Una campagna didattica internazionale rivolta ai bambini delle scuole primarie mira a formare piccoli “supereroi” nella lotta all’ictus.
Il tempo è un fattore decisivo quando si ha a che fare con un ictus cerebrale. Per salvare una vita e limitare il più possibile i danni dell’evento. Ecco allora che è fondamentale conoscere i campanelli d’allarme che debbono far scattare immediatamente i soccorsi. Nasce da questa premessa FAST Heroes, una campagna didattica internazionale rivolta ai bambini delle scuole primarie. Obiettivo: insegnare loro, attraverso attività ludiche e video, a riconoscere i principali sintomi dell’ictus, trasformandosi così in supereroi capaci di salvare i loro nonni.

Al progetto FAST Heroes, ideato dal Dipartimento di istruzione e politiche sociali dell’Università della Macedonia, hanno già aderito 5.805 scuole, 11.235 classi, 251.666 alunni e 16.492 insegnanti di molti paesi.

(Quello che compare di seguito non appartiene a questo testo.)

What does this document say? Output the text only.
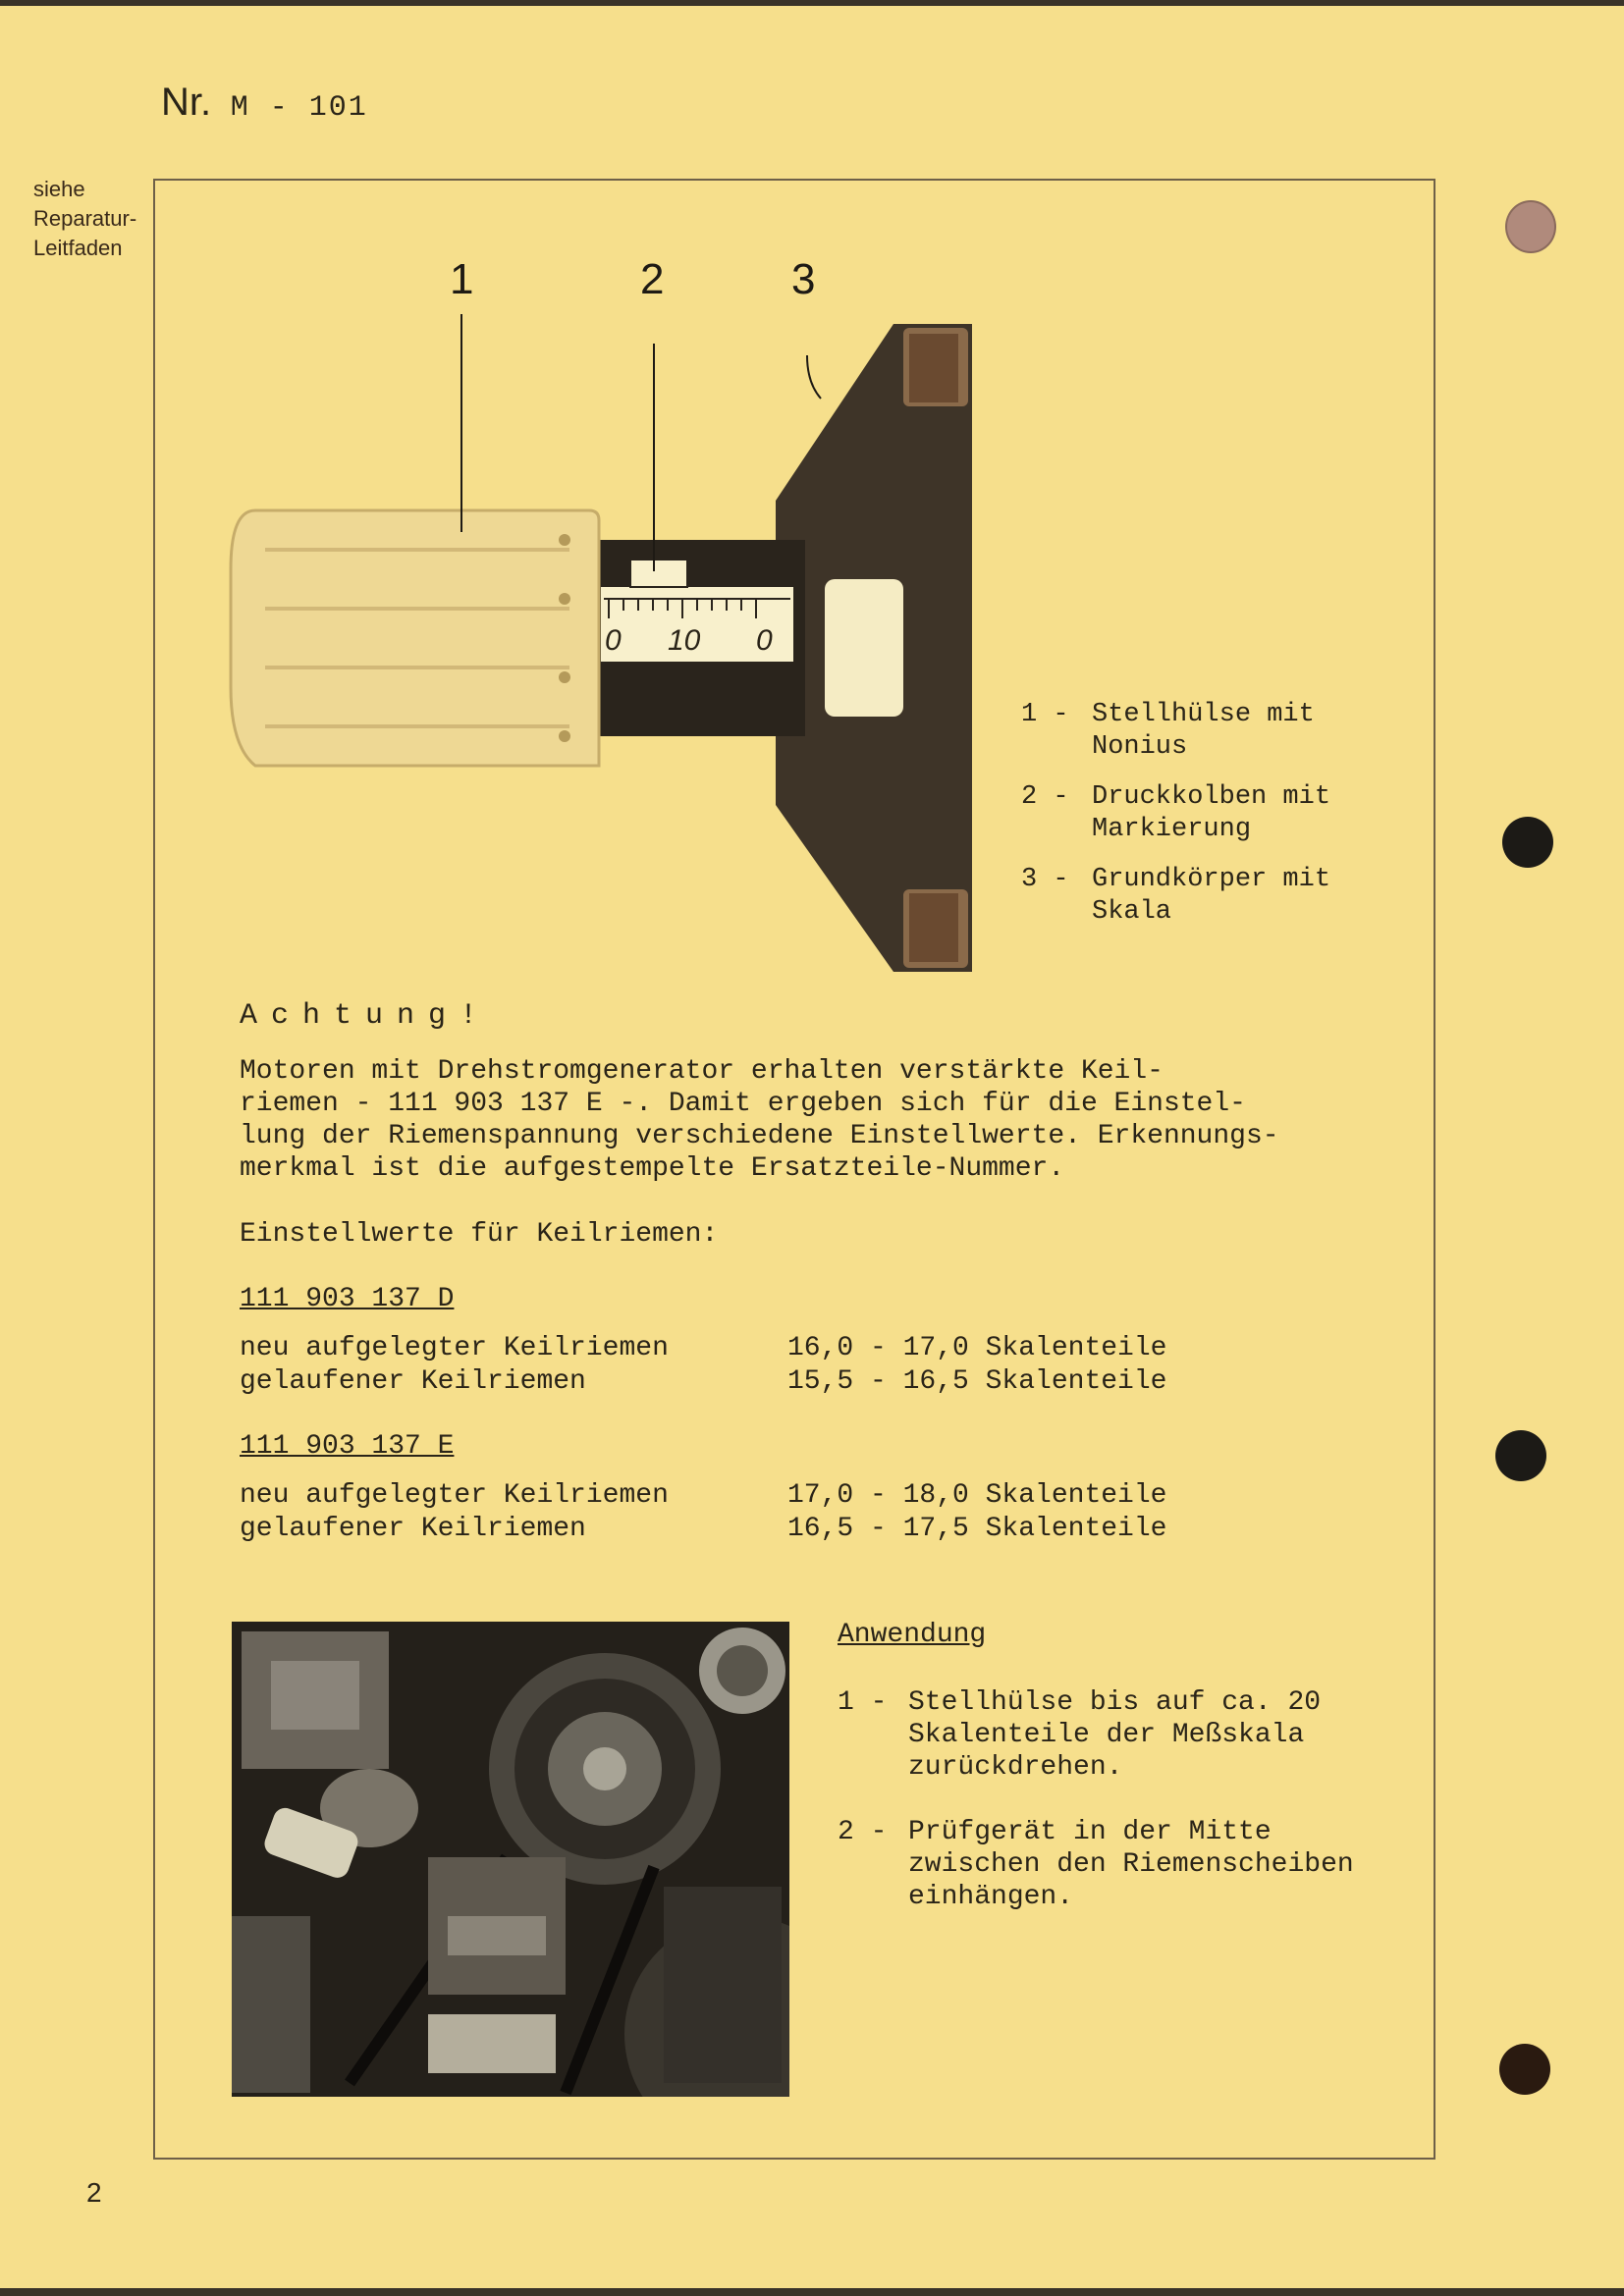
Nr. M - 101
siehe
Reparatur-
Leitfaden
1	2	3
0 10 0
1 - Stellhülse mit Nonius
2 - Druckkolben mit Markierung
3 - Grundkörper mit Skala
Achtung!
Motoren mit Drehstromgenerator erhalten verstärkte Keil-
riemen - 111 903 137 E -. Damit ergeben sich für die Einstel-
lung der Riemenspannung verschiedene Einstellwerte. Erkennungs-
merkmal ist die aufgestempelte Ersatzteile-Nummer.
Einstellwerte für Keilriemen:
111 903 137 D
neu aufgelegter Keilriemen	16,0 - 17,0 Skalenteile
gelaufener Keilriemen	15,5 - 16,5 Skalenteile
111 903 137 E
neu aufgelegter Keilriemen	17,0 - 18,0 Skalenteile
gelaufener Keilriemen	16,5 - 17,5 Skalenteile
Anwendung
1 - Stellhülse bis auf ca. 20 Skalenteile der Meßskala zurückdrehen.
2 - Prüfgerät in der Mitte zwischen den Riemenscheiben einhängen.
2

Il tutto grazie al sostegno della World Stroke Organization e al supporto di Angels Initiative, un’organizzazione internazionale volta al miglioramento dell’assistenza sanitaria, in particolare a chi è stato colpito da ictus. In Italia l’iniziativa vede come promotrice a livello nazionale A.L.I.Ce. Italia Odv, l’Associazione per la Lotta all’Ictus Cerebrale.
La prevenzione dell’ictus a partire dai più piccoli
L’acronimo FAST, che in inglese vuol dire veloce, aiuta a ricordare i principali sintomi dell’ictus cerebrale. F sta per “face”: chiedere alla persona che manifesta sintomi al volto, come la “bocca storta”, di sorridere per verificare un’eventuale paresi facciale. A per “arms”, braccia: chiedere di tenere sollevate entrambe le braccia, e se anche solo una non riesce a stare su c’è qualcosa che non va. S per “speech”, linguaggio: chiedere di ripetere o elaborare una frase semplice. T per “time”: in presenza di uno di questi sintomi, chiamare i soccorsi (112) il prima possibile.

“L’età media delle persone colpite da ictus cerebrale è di 70 anni – spiega Nicoletta Reale, Past President di A.L.I.Ce. Italia Odv – e, secondo i dati sociodemografici, fino al 50% di loro sono nonni che si prendono cura dei nipoti almeno un paio di volte alla settimana”. Proprio da qui l’idea di coinvolgere direttamente i piccoli nell’attività di prevenzione e diagnosi, attraverso un’ampia gamma di attività e la sinergia con insegnanti e famiglie. I bambini salveranno il mondo, diceva qualcuno. Questo ne è un bellissimo esempio.